How they like to work
NOVAVAX AB has never served as a coordinator in H2020 — they join exclusively as participants, which is the classic pattern of a technology-platform company that provides a specific enabling component rather than managing research programs. Their 20 consortium partners across 7 countries in just two projects shows they were embedded in large, multi-partner international consortia, typical of the major EU malaria vaccine grants where 10–20 institutions share a single award.

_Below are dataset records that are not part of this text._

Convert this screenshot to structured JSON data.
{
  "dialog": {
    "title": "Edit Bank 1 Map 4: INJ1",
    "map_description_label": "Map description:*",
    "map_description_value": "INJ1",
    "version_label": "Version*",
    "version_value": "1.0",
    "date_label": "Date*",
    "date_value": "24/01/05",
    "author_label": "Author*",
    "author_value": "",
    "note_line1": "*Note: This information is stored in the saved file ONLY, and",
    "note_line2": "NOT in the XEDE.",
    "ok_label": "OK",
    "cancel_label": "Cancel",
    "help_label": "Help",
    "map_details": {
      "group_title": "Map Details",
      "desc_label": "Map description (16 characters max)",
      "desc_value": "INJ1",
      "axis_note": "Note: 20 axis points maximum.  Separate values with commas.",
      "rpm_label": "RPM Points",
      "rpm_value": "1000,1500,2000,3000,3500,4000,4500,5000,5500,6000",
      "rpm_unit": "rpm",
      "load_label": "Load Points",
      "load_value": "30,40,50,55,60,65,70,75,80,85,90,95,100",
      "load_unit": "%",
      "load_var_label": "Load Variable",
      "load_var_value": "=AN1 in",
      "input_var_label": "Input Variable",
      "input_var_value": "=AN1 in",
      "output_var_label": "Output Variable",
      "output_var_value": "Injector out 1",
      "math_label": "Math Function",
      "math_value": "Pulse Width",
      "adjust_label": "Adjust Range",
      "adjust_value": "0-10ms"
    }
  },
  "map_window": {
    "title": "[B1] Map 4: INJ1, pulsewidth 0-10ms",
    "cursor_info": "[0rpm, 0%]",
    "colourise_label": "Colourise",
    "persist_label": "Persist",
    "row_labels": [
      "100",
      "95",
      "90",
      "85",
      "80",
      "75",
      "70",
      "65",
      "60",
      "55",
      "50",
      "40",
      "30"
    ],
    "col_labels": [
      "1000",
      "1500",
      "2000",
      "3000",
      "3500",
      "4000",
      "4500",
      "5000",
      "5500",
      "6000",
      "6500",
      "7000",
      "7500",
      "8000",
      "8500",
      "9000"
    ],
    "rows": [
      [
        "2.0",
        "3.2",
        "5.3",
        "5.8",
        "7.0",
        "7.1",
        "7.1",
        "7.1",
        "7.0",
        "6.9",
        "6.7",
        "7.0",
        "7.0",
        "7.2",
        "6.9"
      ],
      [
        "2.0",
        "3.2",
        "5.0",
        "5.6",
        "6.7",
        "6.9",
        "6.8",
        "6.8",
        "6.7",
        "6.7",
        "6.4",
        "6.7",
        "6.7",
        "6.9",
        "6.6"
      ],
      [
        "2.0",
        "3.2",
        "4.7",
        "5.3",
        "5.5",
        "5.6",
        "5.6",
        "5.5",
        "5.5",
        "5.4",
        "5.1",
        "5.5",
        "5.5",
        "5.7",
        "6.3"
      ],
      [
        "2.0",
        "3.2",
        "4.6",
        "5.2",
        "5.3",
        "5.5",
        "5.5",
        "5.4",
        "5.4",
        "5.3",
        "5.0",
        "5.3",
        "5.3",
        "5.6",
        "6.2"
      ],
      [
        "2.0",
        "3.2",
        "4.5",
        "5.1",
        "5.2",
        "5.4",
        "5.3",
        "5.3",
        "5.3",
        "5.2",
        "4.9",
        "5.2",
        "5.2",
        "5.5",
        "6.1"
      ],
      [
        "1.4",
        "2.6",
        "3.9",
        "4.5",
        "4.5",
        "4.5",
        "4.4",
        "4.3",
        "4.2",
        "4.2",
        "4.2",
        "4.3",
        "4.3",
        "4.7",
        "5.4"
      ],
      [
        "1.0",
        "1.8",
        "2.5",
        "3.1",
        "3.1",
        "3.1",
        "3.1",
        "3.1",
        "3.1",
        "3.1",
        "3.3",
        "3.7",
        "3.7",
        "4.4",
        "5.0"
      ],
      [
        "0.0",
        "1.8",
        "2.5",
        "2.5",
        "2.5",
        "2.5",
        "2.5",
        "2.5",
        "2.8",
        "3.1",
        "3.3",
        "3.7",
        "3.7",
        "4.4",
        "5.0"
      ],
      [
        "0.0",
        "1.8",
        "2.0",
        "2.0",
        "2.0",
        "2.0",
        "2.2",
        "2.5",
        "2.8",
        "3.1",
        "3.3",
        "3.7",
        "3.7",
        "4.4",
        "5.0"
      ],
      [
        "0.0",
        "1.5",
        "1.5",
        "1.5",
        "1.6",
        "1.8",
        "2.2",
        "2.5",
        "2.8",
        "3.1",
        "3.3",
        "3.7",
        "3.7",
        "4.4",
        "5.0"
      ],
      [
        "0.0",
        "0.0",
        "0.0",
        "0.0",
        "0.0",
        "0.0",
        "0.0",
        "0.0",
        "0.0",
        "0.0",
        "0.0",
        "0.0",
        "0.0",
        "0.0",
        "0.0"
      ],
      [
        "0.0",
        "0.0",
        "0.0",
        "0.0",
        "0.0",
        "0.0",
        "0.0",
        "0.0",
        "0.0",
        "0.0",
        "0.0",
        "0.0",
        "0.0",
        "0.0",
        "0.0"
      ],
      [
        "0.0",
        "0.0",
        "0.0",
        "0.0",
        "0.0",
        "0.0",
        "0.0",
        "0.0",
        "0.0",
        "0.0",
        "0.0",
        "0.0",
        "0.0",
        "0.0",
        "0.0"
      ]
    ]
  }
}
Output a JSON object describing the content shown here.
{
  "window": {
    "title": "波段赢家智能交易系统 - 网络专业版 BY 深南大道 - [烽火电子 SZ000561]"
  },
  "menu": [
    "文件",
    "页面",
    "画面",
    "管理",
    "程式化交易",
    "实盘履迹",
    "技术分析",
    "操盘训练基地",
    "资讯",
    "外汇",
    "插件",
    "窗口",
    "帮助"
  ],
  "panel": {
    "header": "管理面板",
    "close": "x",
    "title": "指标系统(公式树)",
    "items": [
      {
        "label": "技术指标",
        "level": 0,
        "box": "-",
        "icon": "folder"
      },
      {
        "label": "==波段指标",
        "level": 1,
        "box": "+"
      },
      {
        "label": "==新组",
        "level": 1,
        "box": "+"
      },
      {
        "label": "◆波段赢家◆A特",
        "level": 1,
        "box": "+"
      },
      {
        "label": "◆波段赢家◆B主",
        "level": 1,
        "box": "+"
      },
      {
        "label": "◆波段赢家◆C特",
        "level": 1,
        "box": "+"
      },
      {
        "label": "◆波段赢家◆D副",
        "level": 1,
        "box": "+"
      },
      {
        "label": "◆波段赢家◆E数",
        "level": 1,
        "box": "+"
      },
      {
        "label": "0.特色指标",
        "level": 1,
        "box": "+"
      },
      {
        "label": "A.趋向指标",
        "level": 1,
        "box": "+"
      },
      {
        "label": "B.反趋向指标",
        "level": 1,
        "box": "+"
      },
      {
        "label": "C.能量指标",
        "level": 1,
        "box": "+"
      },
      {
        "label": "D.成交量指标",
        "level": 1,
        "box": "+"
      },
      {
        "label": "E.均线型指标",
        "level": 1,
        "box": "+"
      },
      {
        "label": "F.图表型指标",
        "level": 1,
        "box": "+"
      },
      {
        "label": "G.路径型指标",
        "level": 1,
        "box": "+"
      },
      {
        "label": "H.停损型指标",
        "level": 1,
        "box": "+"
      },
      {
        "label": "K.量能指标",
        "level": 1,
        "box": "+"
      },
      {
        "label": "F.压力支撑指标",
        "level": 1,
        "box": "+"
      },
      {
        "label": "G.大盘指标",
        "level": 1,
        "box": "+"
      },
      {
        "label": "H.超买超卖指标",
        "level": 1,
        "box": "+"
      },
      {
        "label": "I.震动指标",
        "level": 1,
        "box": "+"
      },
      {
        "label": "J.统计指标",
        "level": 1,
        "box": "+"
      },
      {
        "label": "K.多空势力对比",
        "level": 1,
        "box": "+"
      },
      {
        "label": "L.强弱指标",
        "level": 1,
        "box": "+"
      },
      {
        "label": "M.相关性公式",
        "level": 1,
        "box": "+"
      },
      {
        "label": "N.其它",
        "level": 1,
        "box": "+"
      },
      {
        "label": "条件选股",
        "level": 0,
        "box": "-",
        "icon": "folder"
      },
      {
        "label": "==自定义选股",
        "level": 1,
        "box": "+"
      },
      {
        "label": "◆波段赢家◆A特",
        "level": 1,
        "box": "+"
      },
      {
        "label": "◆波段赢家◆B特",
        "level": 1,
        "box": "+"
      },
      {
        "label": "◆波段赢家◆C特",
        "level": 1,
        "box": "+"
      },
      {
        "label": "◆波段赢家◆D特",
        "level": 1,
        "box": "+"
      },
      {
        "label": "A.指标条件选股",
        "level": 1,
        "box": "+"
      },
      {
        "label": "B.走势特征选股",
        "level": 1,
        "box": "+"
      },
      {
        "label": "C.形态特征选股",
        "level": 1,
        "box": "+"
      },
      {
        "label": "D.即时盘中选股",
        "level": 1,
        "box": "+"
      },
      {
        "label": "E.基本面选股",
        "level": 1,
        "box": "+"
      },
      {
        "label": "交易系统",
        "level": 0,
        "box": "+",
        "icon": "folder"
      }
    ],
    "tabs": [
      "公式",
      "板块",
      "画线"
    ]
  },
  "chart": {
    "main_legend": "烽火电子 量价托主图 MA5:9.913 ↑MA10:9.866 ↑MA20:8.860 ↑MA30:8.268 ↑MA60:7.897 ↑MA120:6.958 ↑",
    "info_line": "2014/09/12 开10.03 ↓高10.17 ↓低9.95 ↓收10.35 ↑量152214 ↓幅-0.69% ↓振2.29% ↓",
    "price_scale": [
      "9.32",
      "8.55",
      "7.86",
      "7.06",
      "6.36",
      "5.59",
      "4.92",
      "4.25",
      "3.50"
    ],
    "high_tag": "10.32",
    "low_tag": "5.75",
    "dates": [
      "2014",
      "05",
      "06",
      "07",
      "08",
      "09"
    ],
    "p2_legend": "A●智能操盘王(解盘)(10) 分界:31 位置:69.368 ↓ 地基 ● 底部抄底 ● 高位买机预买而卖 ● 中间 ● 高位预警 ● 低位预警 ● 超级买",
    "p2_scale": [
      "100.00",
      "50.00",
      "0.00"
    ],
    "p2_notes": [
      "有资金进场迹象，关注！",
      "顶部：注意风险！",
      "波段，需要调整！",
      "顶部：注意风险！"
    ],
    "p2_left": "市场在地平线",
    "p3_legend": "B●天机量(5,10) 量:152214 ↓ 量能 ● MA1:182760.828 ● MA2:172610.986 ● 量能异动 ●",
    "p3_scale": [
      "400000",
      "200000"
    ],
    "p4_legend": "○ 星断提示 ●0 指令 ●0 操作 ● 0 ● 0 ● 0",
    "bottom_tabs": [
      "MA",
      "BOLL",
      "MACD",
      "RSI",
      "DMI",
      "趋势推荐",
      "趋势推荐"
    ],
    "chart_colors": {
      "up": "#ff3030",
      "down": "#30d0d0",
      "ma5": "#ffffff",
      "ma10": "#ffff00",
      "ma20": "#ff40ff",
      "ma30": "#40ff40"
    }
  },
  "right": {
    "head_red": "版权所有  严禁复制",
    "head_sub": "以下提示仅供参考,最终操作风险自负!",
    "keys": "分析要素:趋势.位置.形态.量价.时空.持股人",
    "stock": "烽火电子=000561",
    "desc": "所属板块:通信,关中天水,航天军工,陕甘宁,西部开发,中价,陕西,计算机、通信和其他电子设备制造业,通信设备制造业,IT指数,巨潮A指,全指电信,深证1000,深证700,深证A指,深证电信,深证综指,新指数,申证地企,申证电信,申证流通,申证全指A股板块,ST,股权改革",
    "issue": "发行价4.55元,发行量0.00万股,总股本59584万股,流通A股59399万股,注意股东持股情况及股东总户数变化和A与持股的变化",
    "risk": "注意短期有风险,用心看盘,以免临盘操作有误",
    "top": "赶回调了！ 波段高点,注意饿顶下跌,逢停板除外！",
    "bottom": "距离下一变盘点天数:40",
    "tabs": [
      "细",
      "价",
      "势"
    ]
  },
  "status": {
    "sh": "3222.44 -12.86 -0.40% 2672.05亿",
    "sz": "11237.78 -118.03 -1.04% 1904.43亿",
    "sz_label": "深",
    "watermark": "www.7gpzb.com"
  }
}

Working with them likely means procuring a specific adjuvant or antigen-display service rather than entering a long-term co-design relationship.
Despite only two projects, NOVAVAX AB reached 20 unique consortium partners across 7 countries — an unusually broad footprint for a two-project participant, reflecting the large multi-institutional structure of EU global health vaccine grants. No single-country or regional concentration is evident from the data.
What sets them apart
NOVAVAX AB occupies a narrow but high-value niche: adjuvant and antigen formulation technology applied to some of the most complex vaccine targets in global health. The mismatch between their CORDIS name (NOVAVAX AB) and web presence (isconova.com) points to ISCONova's ISCOM-Matrix adjuvant platform — a technology that later underpinned Novavax's COVID-19 vaccine — giving them credibility well beyond what two modest EU grants suggest. For a consortium builder, this is not a generalist research partner but a specific technology node: if you need adjuvant expertise or VLP-based antigen display for an infectious disease vaccine program, this is a rare Swedish asset.
Highlights from their portfolio
- OptiMalVaxThe largest of their two projects (EUR 150,000) and the most technically ambitious, combining four malaria parasite stages with SpyCatcher VLP antigen display — one of the most complete multi-stage P. falciparum vaccine attempts in H2020.
- MultiViVaxTargets Plasmodium vivax, the globally prevalent but historically neglected malaria species, signaling a strategic move into an underfunded but growing area of global vaccine development.